Thursday June 5, 2003 
 

She lives in a 1985 Coleman Fold-Down Camping Trailer permanently parked in the backyard of her grandparents home.  



"Hello," I say then ringing the doorbell mounted on the wall of the ranch style stucco home.  The inside main door is open and through the rusting outer screen door I can see an elderly man lying on the couch.
   
"Backyard," says the man then coughing.  "She's out back."

"Thank you," I say wanting to make a good impression then wondering why I need to make a good impression at all.  Just be yourself, Norm, I am thinking as I step off the stoop.  The distance between their home and their neighbors home is only a few feet and as I walk (to the backyard) a window opens and from that open window someone tosses out a good amount of used up cat liter.      

"My granddaughter is in the trailer," says an elderly woman then hitting the plastic liter box against the stucco wall.  She has a head like a basketball and when she talks her lips move but her jaw does not.  "Look out for the poop," she says then closing the window and dropping the blinds.     

"Anybody home?" I say then knocking on one of the aluminum poles holding up the canvas wall of the trailer.

"Norm?" says the woman.  It is a first date.
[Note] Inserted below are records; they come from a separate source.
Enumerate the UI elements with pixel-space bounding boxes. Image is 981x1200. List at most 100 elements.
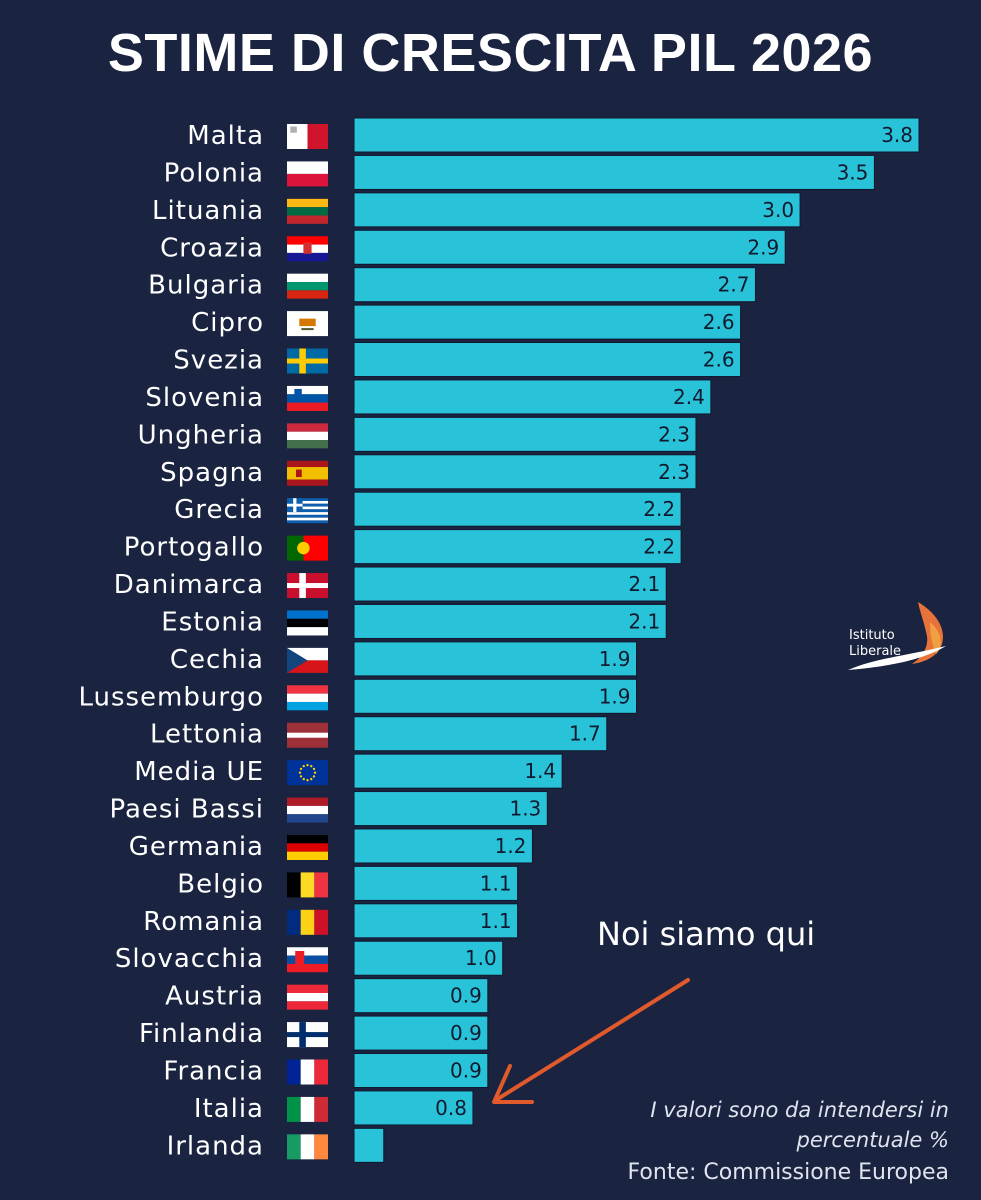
country-label: Lussemburgo [78,682,264,712]
portugal-flag [287,535,328,561]
luxembourg-flag [287,685,328,711]
bar [353,154,875,190]
footnote: I valori sono da intendersi in [650,1098,949,1122]
cyprus-flag [287,311,328,337]
value-label: 1.4 [524,759,556,783]
bar [353,379,712,415]
logo-text: Liberale [849,644,902,659]
france-flag [287,1059,328,1085]
value-label: 0.9 [450,1059,482,1083]
value-label: 3.8 [881,123,913,147]
value-label: 2.6 [703,348,735,372]
eu-flag [287,760,328,786]
bar [353,192,801,228]
country-label: Lettonia [150,720,264,750]
bar [353,678,637,714]
value-label: 2.4 [673,385,705,409]
country-label: Italia [194,1094,264,1124]
country-label: Malta [187,121,264,151]
bar [353,1090,474,1126]
value-label: 1.2 [495,834,527,858]
bar [353,267,756,303]
hungary-flag [287,423,328,449]
country-label: Estonia [161,607,264,637]
sweden-flag [287,348,328,374]
country-label: Lituania [152,196,264,226]
country-label: Croazia [160,233,264,263]
value-label: 2.1 [628,572,660,596]
phoenix-icon [848,602,946,670]
bar [353,229,786,265]
country-label: Grecia [174,495,264,525]
poland-flag [287,161,328,187]
logo-text: Istituto [849,628,895,643]
country-label: Paesi Bassi [109,795,264,825]
estonia-flag [287,610,328,636]
bar [353,978,489,1014]
bar [353,903,519,939]
romania-flag [287,909,328,935]
country-label: Bulgaria [148,271,264,301]
annotation-text: Noi siamo qui [597,915,816,953]
bar [353,716,608,752]
value-label: 1.9 [599,684,631,708]
country-label: Romania [143,907,264,937]
country-label: Irlanda [167,1131,264,1161]
country-label: Spagna [160,458,264,488]
bar [353,1053,489,1088]
latvia-flag [287,722,328,748]
bar [353,566,667,602]
denmark-flag [287,573,328,599]
country-label: Svezia [173,346,264,376]
bar [353,342,742,378]
malta-flag [287,124,328,149]
value-label: 2.3 [658,422,690,446]
country-label: Austria [165,982,264,1012]
bar [353,641,637,677]
bar [353,416,697,452]
value-label: 2.1 [628,609,660,633]
chart-title: STIME DI CRESCITA PIL 2026 [107,23,874,83]
slovenia-flag [287,385,328,411]
value-label: 0.9 [450,984,482,1008]
country-label: Ungheria [138,420,264,450]
value-label: 2.2 [643,535,675,559]
bar [353,1015,489,1051]
italy-flag [287,1096,328,1122]
country-label: Polonia [164,158,264,188]
footnote: percentuale % [796,1128,949,1152]
country-label: Germania [129,832,264,862]
belgium-flag [287,872,328,898]
value-label: 0.9 [450,1021,482,1045]
netherlands-flag [287,797,328,823]
value-label: 1.3 [509,797,541,821]
value-label: 1.0 [465,946,497,970]
bulgaria-flag [287,273,328,299]
value-label: 2.9 [747,235,779,259]
czechia-flag [287,647,328,673]
bar [353,117,920,153]
germany-flag [287,834,328,860]
value-label: 1.9 [599,647,631,671]
bar [353,1127,385,1163]
source-credit: Fonte: Commissione Europea [627,1160,949,1185]
country-label: Cechia [170,645,264,675]
country-label: Cipro [191,308,264,338]
value-label: 0.8 [435,1096,467,1120]
value-label: 3.5 [837,160,869,184]
bar [353,454,697,490]
bar [353,865,519,901]
value-label: 2.3 [658,460,690,484]
greece-flag [287,498,328,524]
value-label: 1.1 [480,909,512,933]
country-label: Francia [163,1057,264,1087]
ireland-flag [287,1134,328,1160]
finland-flag [287,1022,328,1048]
value-label: 1.7 [569,722,601,746]
bar [353,940,504,976]
country-label: Slovacchia [115,944,264,974]
bar [353,304,742,340]
value-label: 2.7 [718,273,750,297]
value-label: 3.0 [762,198,794,222]
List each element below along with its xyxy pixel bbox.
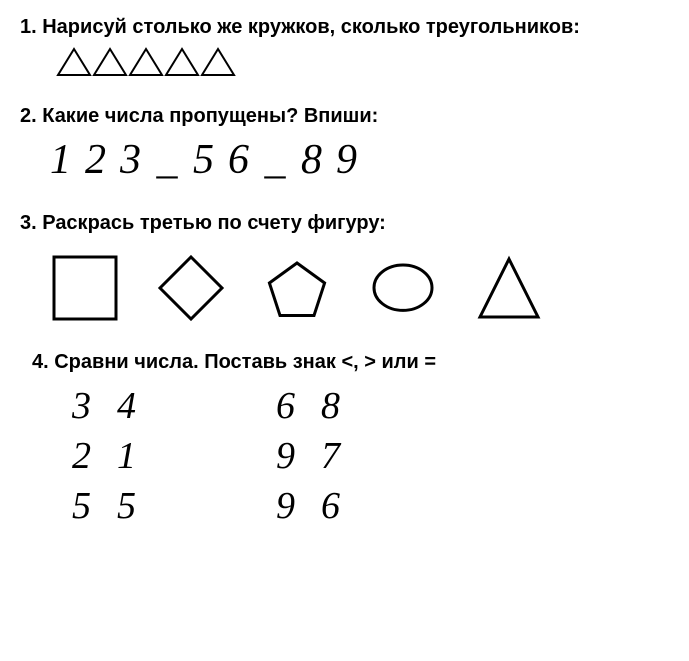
sequence-number: 5 — [193, 136, 214, 184]
compare-number: 2 — [72, 434, 91, 478]
task-1-title: 1. Нарисуй столько же кружков, сколько т… — [20, 16, 669, 39]
task-4-col-2: 689796 — [276, 384, 340, 528]
compare-number: 9 — [276, 484, 295, 528]
task-4-title: 4. Сравни числа. Поставь знак <, > или = — [32, 351, 669, 374]
triangle-icon — [474, 253, 544, 323]
task-2-sequence: 123 _ 56 _ 89 — [20, 136, 669, 184]
compare-number: 3 — [72, 384, 91, 428]
compare-number: 7 — [321, 434, 340, 478]
compare-number: 1 — [117, 434, 136, 478]
task-4-compare: 342155 689796 — [32, 384, 669, 528]
blank-slot: _ — [155, 136, 179, 184]
blank-slot: _ — [263, 136, 287, 184]
sequence-number: 9 — [336, 136, 357, 184]
task-1: 1. Нарисуй столько же кружков, сколько т… — [20, 16, 669, 77]
sequence-number: 8 — [301, 136, 322, 184]
task-3: 3. Раскрась третью по счету фигуру: — [20, 212, 669, 323]
compare-pair: 21 — [72, 434, 136, 478]
task-1-triangles — [20, 47, 669, 77]
compare-number: 6 — [276, 384, 295, 428]
task-2-title: 2. Какие числа пропущены? Впиши: — [20, 105, 669, 128]
compare-number: 5 — [117, 484, 136, 528]
task-3-title: 3. Раскрась третью по счету фигуру: — [20, 212, 669, 235]
task-4: 4. Сравни числа. Поставь знак <, > или =… — [20, 351, 669, 528]
ellipse-icon — [368, 259, 438, 316]
compare-pair: 97 — [276, 434, 340, 478]
triangle-icon — [56, 47, 92, 77]
compare-number: 4 — [117, 384, 136, 428]
pentagon-icon — [262, 253, 332, 323]
sequence-number: 3 — [120, 136, 141, 184]
task-3-shapes — [20, 253, 669, 323]
triangle-icon — [164, 47, 200, 77]
sequence-number: 1 — [50, 136, 71, 184]
compare-number: 9 — [276, 434, 295, 478]
compare-number: 8 — [321, 384, 340, 428]
triangle-icon — [92, 47, 128, 77]
triangle-icon — [200, 47, 236, 77]
task-2: 2. Какие числа пропущены? Впиши: 123 _ 56 _… — [20, 105, 669, 184]
compare-pair: 34 — [72, 384, 136, 428]
compare-number: 6 — [321, 484, 340, 528]
compare-number: 5 — [72, 484, 91, 528]
compare-pair: 68 — [276, 384, 340, 428]
sequence-number: 6 — [228, 136, 249, 184]
triangle-icon — [128, 47, 164, 77]
diamond-icon — [156, 253, 226, 323]
square-icon — [50, 253, 120, 323]
sequence-number: 2 — [85, 136, 106, 184]
task-4-col-1: 342155 — [72, 384, 136, 528]
compare-pair: 96 — [276, 484, 340, 528]
compare-pair: 55 — [72, 484, 136, 528]
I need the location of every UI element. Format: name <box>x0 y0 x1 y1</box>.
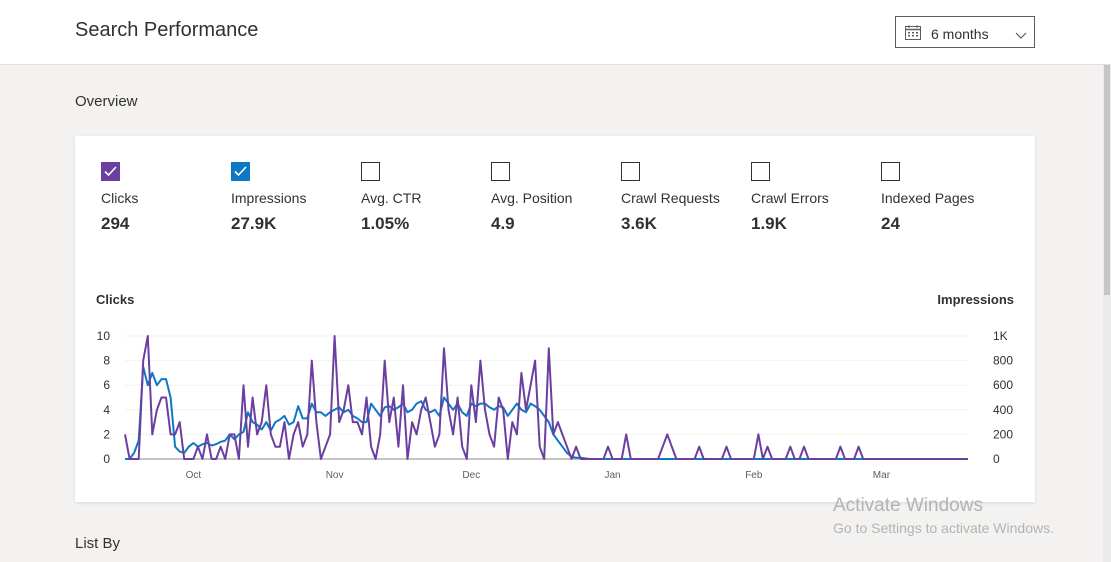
metric-label: Crawl Errors <box>751 190 829 206</box>
watermark-line-1: Activate Windows <box>833 495 983 516</box>
metric-value: 1.05% <box>361 214 410 233</box>
left-tick-label: 8 <box>103 354 110 368</box>
metric-avg-ctr-checkbox[interactable] <box>361 162 380 181</box>
metric-value: 3.6K <box>621 214 657 233</box>
top-bar: Search Performance 6 months <box>0 0 1111 65</box>
metric-value: 1.9K <box>751 214 787 233</box>
metric-crawl-requests: Crawl Requests 3.6K <box>621 162 746 234</box>
metric-avg-position-checkbox[interactable] <box>491 162 510 181</box>
metric-clicks-checkbox[interactable] <box>101 162 120 181</box>
left-axis-title: Clicks <box>96 292 134 307</box>
page-scrollbar[interactable] <box>1103 65 1111 562</box>
metric-value: 24 <box>881 214 900 233</box>
metric-crawl-errors-checkbox[interactable] <box>751 162 770 181</box>
metric-avg-position: Avg. Position 4.9 <box>491 162 616 234</box>
metric-label: Crawl Requests <box>621 190 720 206</box>
calendar-icon <box>905 25 921 45</box>
metric-label: Avg. CTR <box>361 190 422 206</box>
time-range-value: 6 months <box>931 26 989 42</box>
performance-chart: Clicks Impressions 0 0 2 200 4 400 6 600 8 800 10 1K O… <box>96 292 1014 481</box>
right-tick-label: 0 <box>993 452 1000 466</box>
x-tick-label: Jan <box>605 470 621 481</box>
metric-label: Avg. Position <box>491 190 573 206</box>
metric-impressions: Impressions 27.9K <box>231 162 356 234</box>
right-tick-label: 200 <box>993 427 1013 441</box>
clicks-series-line <box>124 335 968 460</box>
left-tick-label: 2 <box>103 427 110 441</box>
right-tick-label: 1K <box>993 329 1008 343</box>
left-tick-label: 6 <box>103 378 110 392</box>
checkmark-icon <box>104 166 117 177</box>
metric-label: Indexed Pages <box>881 190 975 206</box>
x-tick-label: Feb <box>745 470 763 481</box>
x-tick-label: Oct <box>186 470 202 481</box>
metric-clicks: Clicks 294 <box>101 162 226 234</box>
metric-crawl-errors: Crawl Errors 1.9K <box>751 162 876 234</box>
x-tick-label: Nov <box>326 470 344 481</box>
right-tick-label: 400 <box>993 403 1013 417</box>
activate-windows-watermark: Activate Windows Go to Settings to activ… <box>833 495 1054 536</box>
chevron-down-icon <box>1015 27 1027 45</box>
time-range-dropdown[interactable]: 6 months <box>895 16 1035 48</box>
scrollbar-thumb[interactable] <box>1104 65 1110 295</box>
x-tick-label: Mar <box>873 470 891 481</box>
metric-impressions-checkbox[interactable] <box>231 162 250 181</box>
right-tick-label: 800 <box>993 354 1013 368</box>
x-tick-label: Dec <box>462 470 480 481</box>
metric-value: 27.9K <box>231 214 277 233</box>
left-tick-label: 10 <box>97 329 111 343</box>
overview-title: Overview <box>75 93 138 110</box>
overview-card: Clicks 294 Impressions 27.9K Avg. CTR 1.05% Av… <box>75 136 1035 502</box>
page-title: Search Performance <box>75 19 259 41</box>
metric-value: 4.9 <box>491 214 515 233</box>
metric-value: 294 <box>101 214 130 233</box>
metric-indexed-pages-checkbox[interactable] <box>881 162 900 181</box>
list-by-title: List By <box>75 535 121 552</box>
metric-avg-ctr: Avg. CTR 1.05% <box>361 162 486 234</box>
metric-indexed-pages: Indexed Pages 24 <box>881 162 1006 234</box>
right-axis-title: Impressions <box>937 292 1014 307</box>
left-tick-label: 4 <box>103 403 110 417</box>
watermark-line-2: Go to Settings to activate Windows. <box>833 520 1054 536</box>
metric-label: Clicks <box>101 190 139 206</box>
checkmark-icon <box>234 166 247 177</box>
metric-label: Impressions <box>231 190 307 206</box>
metric-crawl-requests-checkbox[interactable] <box>621 162 640 181</box>
left-tick-label: 0 <box>103 452 110 466</box>
right-tick-label: 600 <box>993 378 1013 392</box>
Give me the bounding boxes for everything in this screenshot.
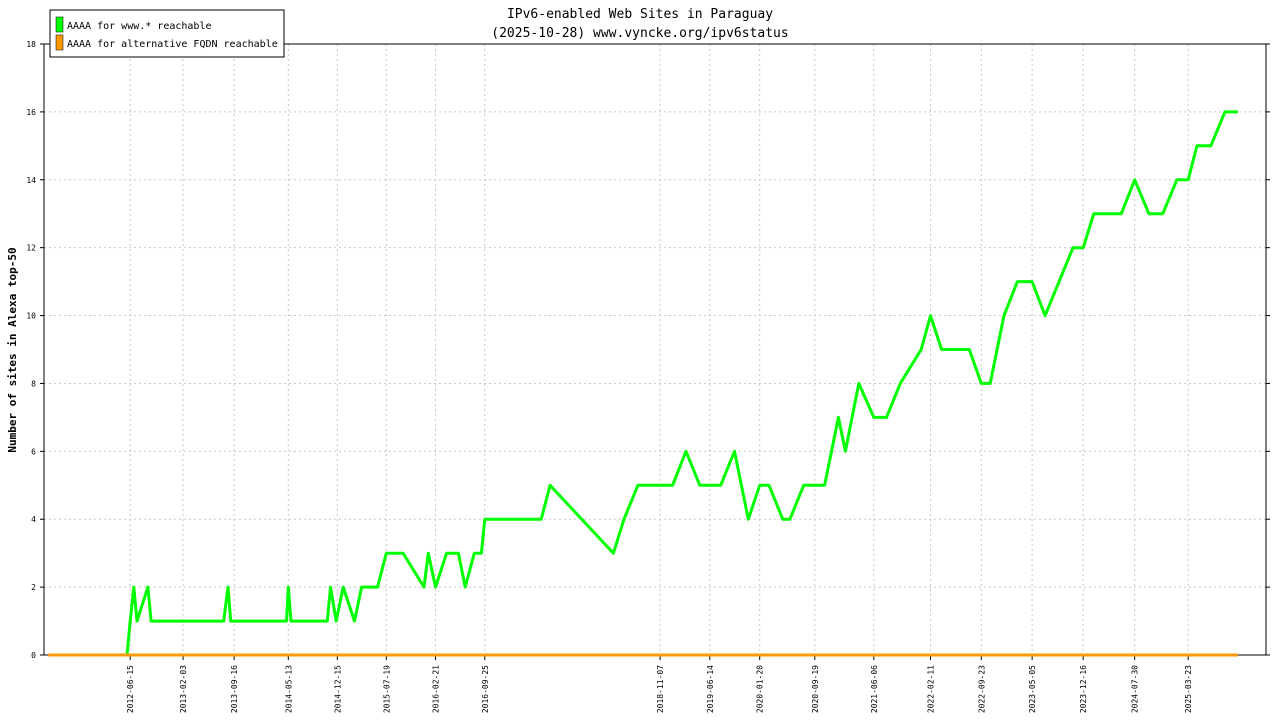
y-tick-label: 6 bbox=[31, 447, 36, 456]
y-tick-label: 2 bbox=[31, 583, 36, 592]
legend-swatch-alt bbox=[55, 34, 64, 51]
legend-label-www: AAAA for www.* reachable bbox=[67, 21, 212, 32]
y-tick-label: 16 bbox=[26, 108, 36, 117]
x-tick-label: 2013-09-16 bbox=[230, 665, 239, 713]
y-tick-label: 14 bbox=[26, 176, 36, 185]
x-tick-label: 2018-11-07 bbox=[656, 665, 665, 713]
series bbox=[48, 110, 1238, 657]
y-tick-label: 10 bbox=[26, 312, 36, 321]
y-tick-label: 8 bbox=[31, 379, 36, 388]
x-tick-label: 2023-12-16 bbox=[1079, 665, 1088, 713]
y-tick-label: 4 bbox=[31, 515, 36, 524]
x-tick-label: 2023-05-05 bbox=[1028, 665, 1037, 713]
x-tick-label: 2014-05-13 bbox=[284, 665, 293, 713]
y-tick-label: 0 bbox=[31, 651, 36, 660]
x-tick-label: 2022-02-11 bbox=[927, 665, 936, 713]
y-tick-label: 12 bbox=[26, 244, 36, 253]
legend: AAAA for www.* reachable AAAA for altern… bbox=[49, 9, 285, 58]
legend-swatch-www bbox=[55, 16, 64, 33]
grid bbox=[44, 44, 1266, 655]
y-tick-label: 18 bbox=[26, 40, 36, 49]
legend-label-alt: AAAA for alternative FQDN reachable bbox=[67, 39, 278, 50]
x-tick-label: 2013-02-03 bbox=[179, 665, 188, 713]
x-tick-label: 2016-09-25 bbox=[481, 665, 490, 713]
x-tick-label: 2012-06-15 bbox=[126, 665, 135, 713]
x-tick-label: 2024-07-30 bbox=[1131, 665, 1140, 713]
y-axis-label: Number of sites in Alexa top-50 bbox=[6, 247, 19, 452]
legend-box bbox=[49, 9, 285, 58]
x-tick-label: 2015-07-19 bbox=[382, 665, 391, 713]
x-tick-label: 2022-09-23 bbox=[977, 665, 986, 713]
x-tick-label: 2019-06-14 bbox=[706, 665, 715, 713]
series-line bbox=[125, 110, 1238, 656]
x-tick-label: 2020-01-20 bbox=[756, 665, 765, 713]
axes: 0 2 4 6 8 10 12 14 16 18 2012-06-15 2013-02-03 2013-… bbox=[26, 40, 1270, 713]
chart-subtitle: (2025-10-28) www.vyncke.org/ipv6status bbox=[491, 26, 788, 41]
x-tick-label: 2021-06-06 bbox=[870, 665, 879, 713]
x-tick-label: 2020-09-19 bbox=[811, 665, 820, 713]
chart-title: IPv6-enabled Web Sites in Paraguay bbox=[507, 7, 773, 22]
x-tick-label: 2025-03-23 bbox=[1184, 665, 1193, 713]
x-tick-label: 2014-12-15 bbox=[333, 665, 342, 713]
x-tick-label: 2016-02-21 bbox=[432, 665, 441, 713]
I met her on the internet. 

"I'm Norm," I say then extending my hand.  She has a good to look at face and is wearing a tube top and stovepipe jeans. 

"How are you?" she says then shaking my hand.  She has good female hands. 

"You didn't tell me you lived in a trailer," I say then stepping up and into the unit.  I can smell perfume and hairspray 
and the odor you first 
notice when entering 
a canvas tent. 

"I live in a trailer," she 
says then reaching 
into a tiny Coleman 
refrigerator.   

"You sure do," I say.

"Beer?" she says.

"Is it okay with them?" I say pointing toward the back of the house.  Her grandfather is watching me using a window on the left side of the house and her grandmother is watching me using a window on the right side of the house.  

"Of course it's alright with them," she says stepping out of the trailer then waving at the grandparents.

"Just being proper," I say then unscrewing the cap on the bottled beer.

"They're just protective," she says then sitting alongside the multi-burner propane stove.  When she crosses her legs I notice a gold ankle bracelet.

"I understand," I say.

"They're wonderful people," she says then drinking from her bottle.  "I live here for free."

"That's great," I say.

"Guess I'm just lucky," she says then pulling a cigarette from a box then pushing it between her full lips.

"Where's the bathroom?" I say finishing off my beer then standing.

"In the house," she says.  

"In the house?" I say then looking toward the stucco home.  The grandparents have switched positions.  The grandfather is now standing in front of the right window, the grandmother with the head like a basketball has moved to the left window and the cat has joined in and is watching me from the small bathroom window between the two of them.

"It's a nice bathroom," she says then using a match to light her cigarette.  "They just had it tiled and the tub re-glazed."

"Let's go out," I say.    


Later that night we danced at the Island Way Tavern then ate lemon Sorbet packed inside fresh lemon shells.  At 2:20 in the morning I kissed her in the car while parked in the front of her grandparents stucco home not wanting to walk her back to her 1985 Coleman trailer because of the narrow passageway and cat poop.